Bank balance

The bank's balance sheet reflects the important economic information underlying the organization of banking and the improvement of bank management activities. With its help, state bodies control the development of the monetary sphere throughout the country. The bank management, in turn, on the basis of the balance sheet evaluates the final results obtained by the bank and the effectiveness of the activities carried out, outlines further steps for the development of banking operations.

They draw up the bank balance sheet in the form of a final table created on the principle of grouping operations according to economically homogeneous indicators that characterize the state of bank accounts at a certain date.

The balance sheet of a commercial bank is a balance sheet, which reflects the state of the bank's own, borrowed and attracted funds, and shows how they are placed in credit and other active operations.
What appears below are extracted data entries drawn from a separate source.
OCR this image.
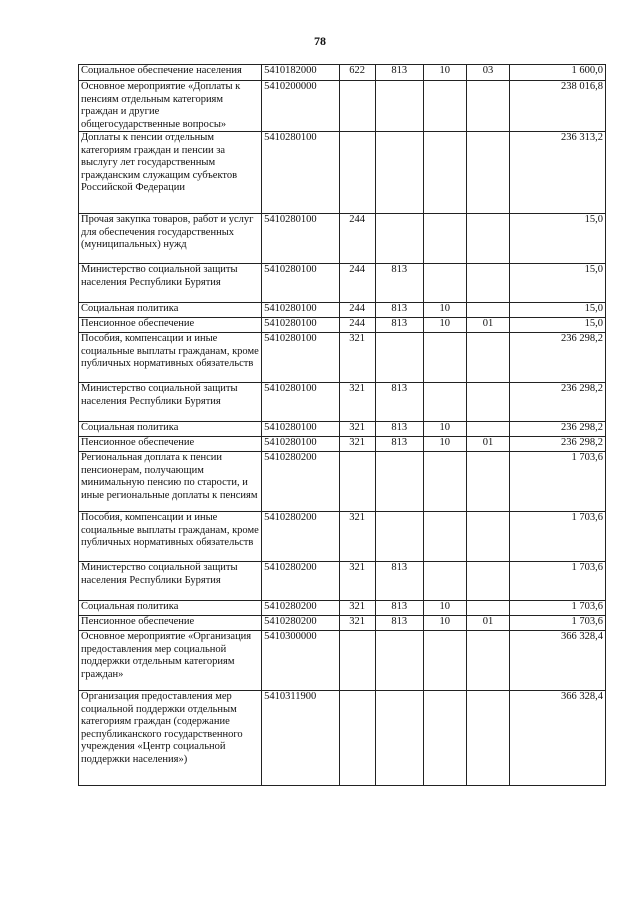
78
Социальное обеспечение населения	5410182000	622	813	10	03	1 600,0
Основное мероприятие «Доплаты к пенсиям отдельным категориям граждан и другие общегосударственные вопросы»	5410200000					238 016,8
Доплаты к пенсии отдельным категориям граждан и пенсии за выслугу лет государственным гражданским служащим субъектов Российской Федерации	5410280100					236 313,2
Прочая закупка товаров, работ и услуг для обеспечения государственных (муниципальных) нужд	5410280100	244				15,0
Министерство социальной защиты населения Республики Бурятия	5410280100	244	813			15,0
Социальная политика	5410280100	244	813	10		15,0
Пенсионное обеспечение	5410280100	244	813	10	01	15,0
Пособия, компенсации и иные социальные выплаты гражданам, кроме публичных нормативных обязательств	5410280100	321				236 298,2
Министерство социальной защиты населения Республики Бурятия	5410280100	321	813			236 298,2
Социальная политика	5410280100	321	813	10		236 298,2
Пенсионное обеспечение	5410280100	321	813	10	01	236 298,2
Региональная доплата к пенсии пенсионерам, получающим минимальную пенсию по старости, и иные региональные доплаты к пенсиям	5410280200					1 703,6
Пособия, компенсации и иные социальные выплаты гражданам, кроме публичных нормативных обязательств	5410280200	321				1 703,6
Министерство социальной защиты населения Республики Бурятия	5410280200	321	813			1 703,6
Социальная политика	5410280200	321	813	10		1 703,6
Пенсионное обеспечение	5410280200	321	813	10	01	1 703,6
Основное мероприятие «Организация предоставления мер социальной поддержки отдельным категориям граждан»	5410300000					366 328,4
Организация предоставления мер социальной поддержки отдельным категориям граждан (содержание республиканского государственного учреждения «Центр социальной поддержки населения»)	5410311900					366 328,4
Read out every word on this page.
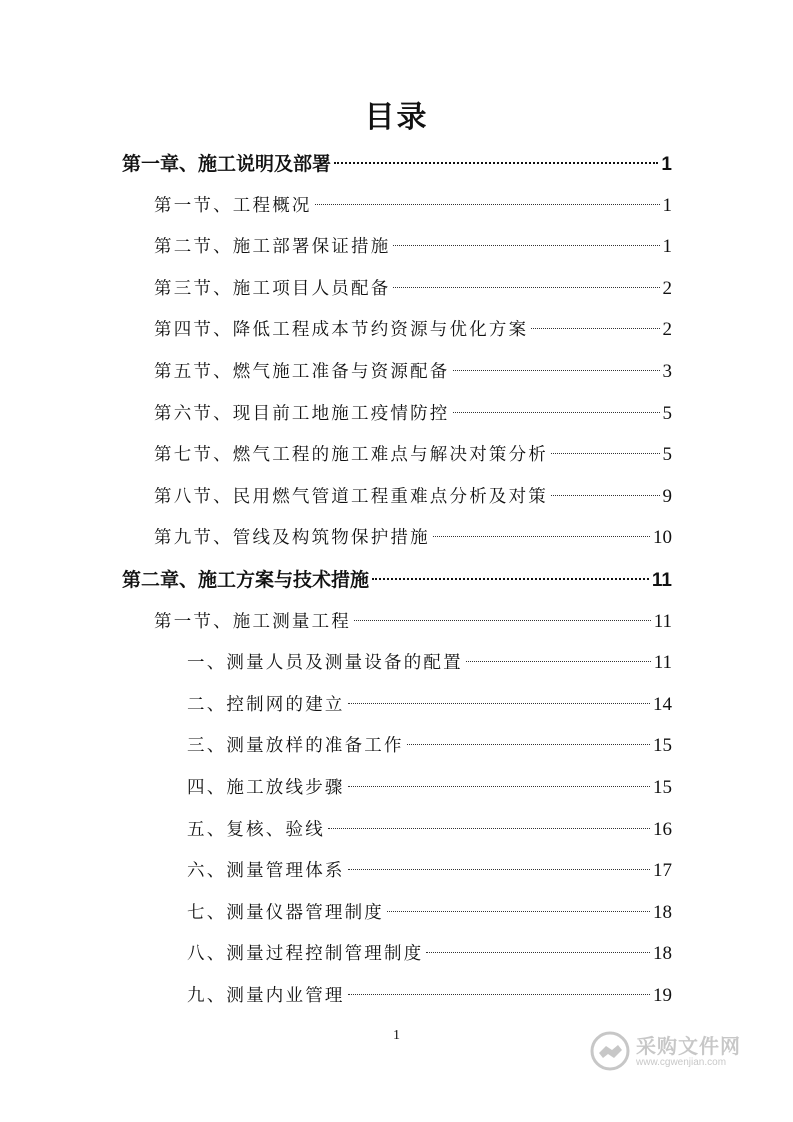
目录
第一章、施工说明及部署	1
第一节、工程概况	1
第二节、施工部署保证措施	1
第三节、施工项目人员配备	2
第四节、降低工程成本节约资源与优化方案	2
第五节、燃气施工准备与资源配备	3
第六节、现目前工地施工疫情防控	5
第七节、燃气工程的施工难点与解决对策分析	5
第八节、民用燃气管道工程重难点分析及对策	9
第九节、管线及构筑物保护措施	10
第二章、施工方案与技术措施	11
第一节、施工测量工程	11
一、测量人员及测量设备的配置	11
二、控制网的建立	14
三、测量放样的准备工作	15
四、施工放线步骤	15
五、复核、验线	16
六、测量管理体系	17
七、测量仪器管理制度	18
八、测量过程控制管理制度	18
九、测量内业管理	19
1	采购文件网
www.cgwenjian.com
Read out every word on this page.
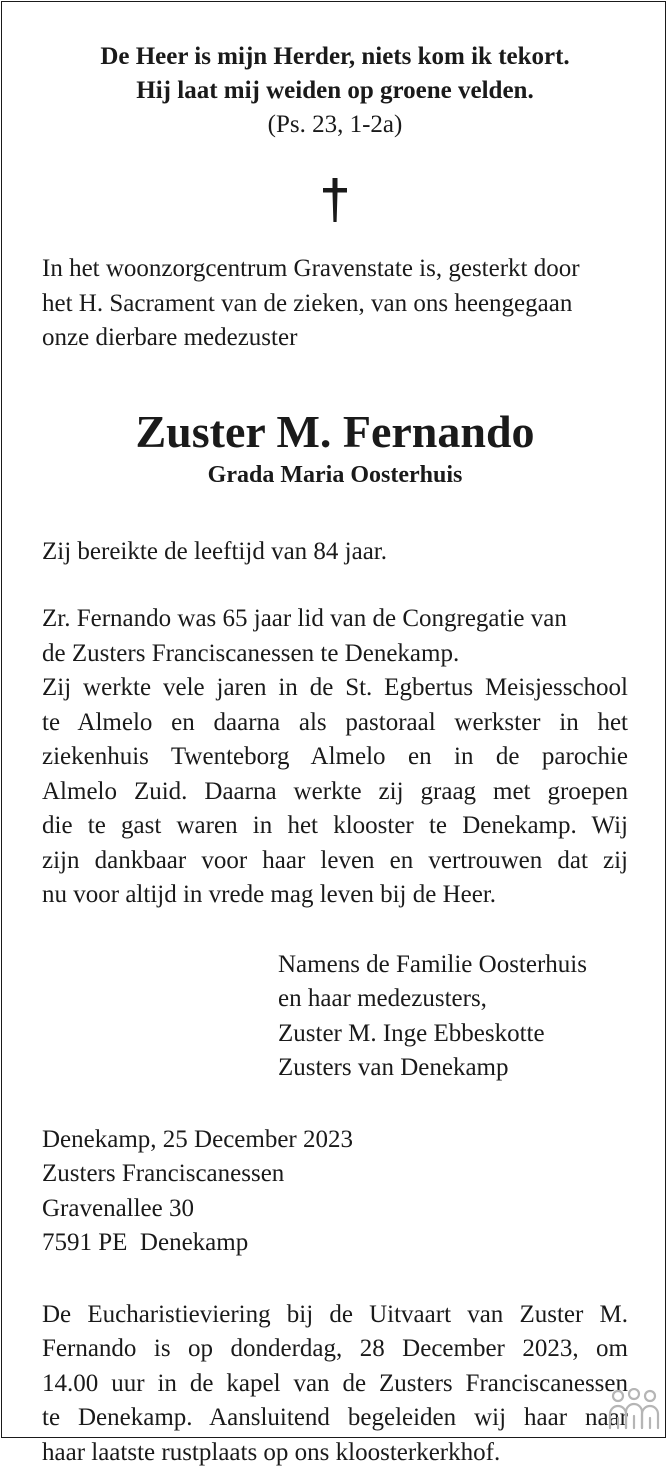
De Heer is mijn Herder, niets kom ik tekort.

Hij laat mij weiden op groene velden.

(Ps. 23, 1-2a)

In het woonzorgcentrum Gravenstate is, gesterkt door
het H. Sacrament van de zieken, van ons heengegaan
onze dierbare medezuster

Zuster M. Fernando

Grada Maria Oosterhuis

Zij bereikte de leeftijd van 84 jaar.

Zr. Fernando was 65 jaar lid van de Congregatie van
de Zusters Franciscanessen te Denekamp.
Zij werkte vele jaren in de St. Egbertus Meisjesschool
te Almelo en daarna als pastoraal werkster in het
ziekenhuis Twenteborg Almelo en in de parochie
Almelo Zuid. Daarna werkte zij graag met groepen
die te gast waren in het klooster te Denekamp. Wij
zijn dankbaar voor haar leven en vertrouwen dat zij
nu voor altijd in vrede mag leven bij de Heer.

Namens de Familie Oosterhuis
en haar medezusters,
Zuster M. Inge Ebbeskotte
Zusters van Denekamp
Denekamp, 25 December 2023
Zusters Franciscanessen
Gravenallee 30
7591 PE  Denekamp

De Eucharistieviering bij de Uitvaart van Zuster M.
Fernando is op donderdag, 28 December 2023, om
14.00 uur in de kapel van de Zusters Franciscanessen
te Denekamp. Aansluitend begeleiden wij haar naar
haar laatste rustplaats op ons kloosterkerkhof.
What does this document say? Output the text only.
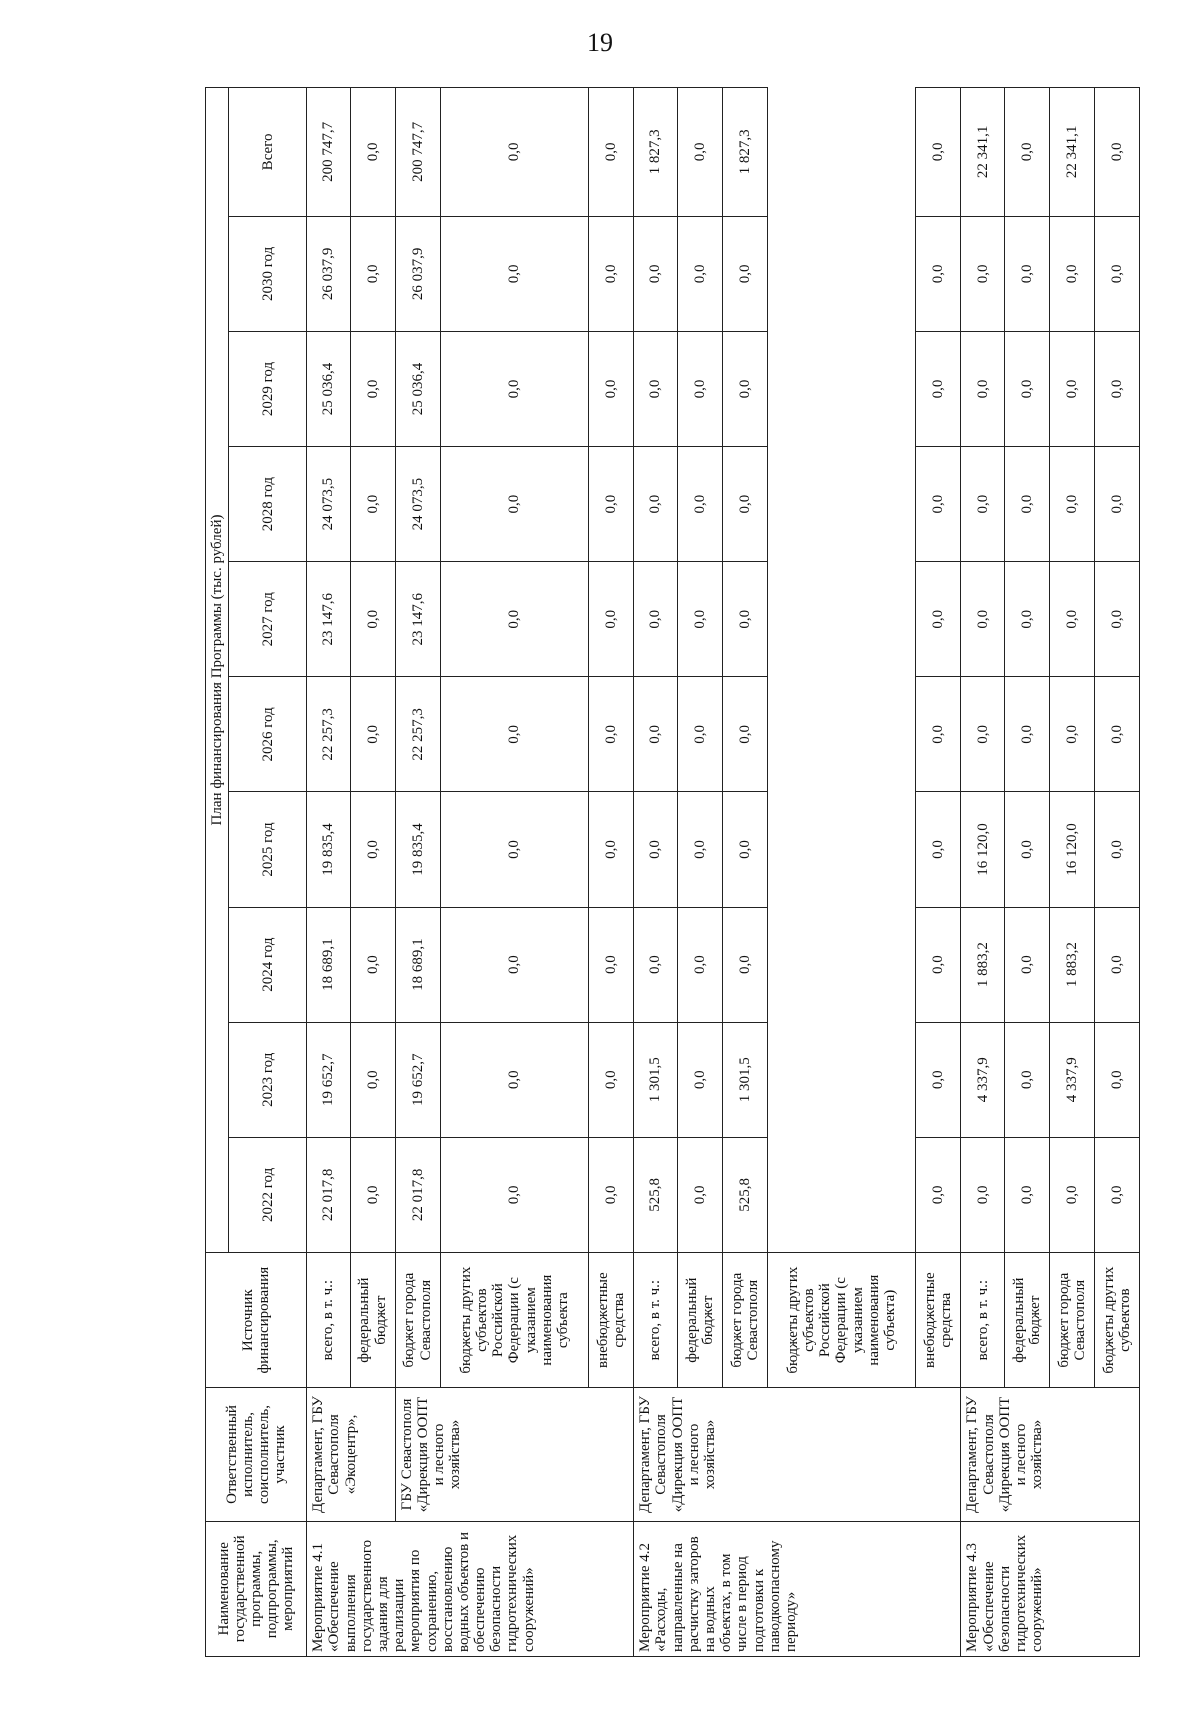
19
Наименование государственной программы, подпрограммы, мероприятий	Ответственный исполнитель, соисполнитель, участник	Источник финансирования	План финансирования Программы (тыс. рублей)									
			2022 год	2023 год	2024 год	2025 год	2026 год	2027 год	2028 год	2029 год	2030 год	Всего
Мероприятие 4.1 «Обеспечение выполнения государственного задания для реализации мероприятия по сохранению, восстановлению водных объектов и обеспечению безопасности гидротехнических сооружений»	Департамент, ГБУ Севастополя «Экоцентр»,	всего, в т. ч.:	22 017,8	19 652,7	18 689,1	19 835,4	22 257,3	23 147,6	24 073,5	25 036,4	26 037,9	200 747,7
		федеральный бюджет	0,0	0,0	0,0	0,0	0,0	0,0	0,0	0,0	0,0	0,0
	ГБУ Севастополя «Дирекция ООПТ и лесного хозяйства»	бюджет города Севастополя	22 017,8	19 652,7	18 689,1	19 835,4	22 257,3	23 147,6	24 073,5	25 036,4	26 037,9	200 747,7
		бюджеты других субъектов Российской Федерации (с указанием наименования субъекта	0,0	0,0	0,0	0,0	0,0	0,0	0,0	0,0	0,0	0,0
		внебюджетные средства	0,0	0,0	0,0	0,0	0,0	0,0	0,0	0,0	0,0	0,0
Мероприятие 4.2 «Расходы, направленные на расчистку заторов на водных объектах, в том числе в период подготовки к паводкоопасному периоду»	Департамент, ГБУ Севастополя «Дирекция ООПТ и лесного хозяйства»	всего, в т. ч.:	525,8	1 301,5	0,0	0,0	0,0	0,0	0,0	0,0	0,0	1 827,3
		федеральный бюджет	0,0	0,0	0,0	0,0	0,0	0,0	0,0	0,0	0,0	0,0
		бюджет города Севастополя	525,8	1 301,5	0,0	0,0	0,0	0,0	0,0	0,0	0,0	1 827,3
		бюджеты других субъектов Российской Федерации (с указанием наименования субъекта)										
		внебюджетные средства	0,0	0,0	0,0	0,0	0,0	0,0	0,0	0,0	0,0	0,0
Мероприятие 4.3 «Обеспечение безопасности гидротехнических сооружений»	Департамент, ГБУ Севастополя «Дирекция ООПТ и лесного хозяйства»	всего, в т. ч.:	0,0	4 337,9	1 883,2	16 120,0	0,0	0,0	0,0	0,0	0,0	22 341,1
		федеральный бюджет	0,0	0,0	0,0	0,0	0,0	0,0	0,0	0,0	0,0	0,0
		бюджет города Севастополя	0,0	4 337,9	1 883,2	16 120,0	0,0	0,0	0,0	0,0	0,0	22 341,1
		бюджеты других субъектов	0,0	0,0	0,0	0,0	0,0	0,0	0,0	0,0	0,0	0,0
In practice, this is a source of information for monitoring the formation of monetary resources and their allocation, the status of credit, cash, settlement and other banking operations, including transactions with securities.

The accounts of the nomenclature of bank balances are divided into balance and off-balance.

The first of them are:

  • passive - these are bank resources intended for lending and other banking operations, they are a reflection of bank funds, funds of individuals of enterprises and organizations, state budget revenues, deposits, funds in settlements, bank profits, payables, other liabilities and borrowed funds, including refinancing amounts received from other banks;
  • active - the debt on them shows how and in what areas these resources were used, cash is kept at the bank's cash desks, long-term and short-term loans, state budget expenditures, receivables, and other active funds.

The second, off-balance sheet, is a reflection of the movement of documents and valuables that go to banking institutions for commission, custody or collection, including signs of payment of state fees, share forms, strict reporting and others.

The bank balance sheet is grouped by liquidity into articles for the following assets:

  • cash, funds in accounts with other banks, that is, reflect the "primary reserves" for liquidity;
  • investments in commercial bills, short and long-term securities and others, that is, some of them are “secondary reserves”, as they can be quickly converted into cash with little risk of loss;
  • loans issued to individual borrowers, organizations, enterprises, other banks; since there is a likelihood of their untimely repayment, these balance sheet assets are classified as low liquid investments;
  • investment - investment in real estate and movable property, the creation of joint ventures, branches, etc.

Accordingly, the economic nature of the operations the bank balance is grouped into articles by:

  • operations with clients, including operations to raise resources and provide loans;
  • interbank operations, including short and long-term ones; other operations, including investing in short-term liquid securities and other securities.

The bank balance sheet has a standard form approved by the Bank of Russia and is based on the following principles:

  • business continuity
  • efficiency, inviolability of the incoming balance,
  • Content priority over form
  • open accounting
  • constancy of accounting rules,
  • caution, reflection on a cash basis of income and expenses,
  • Separate reflection of assets and liabilities.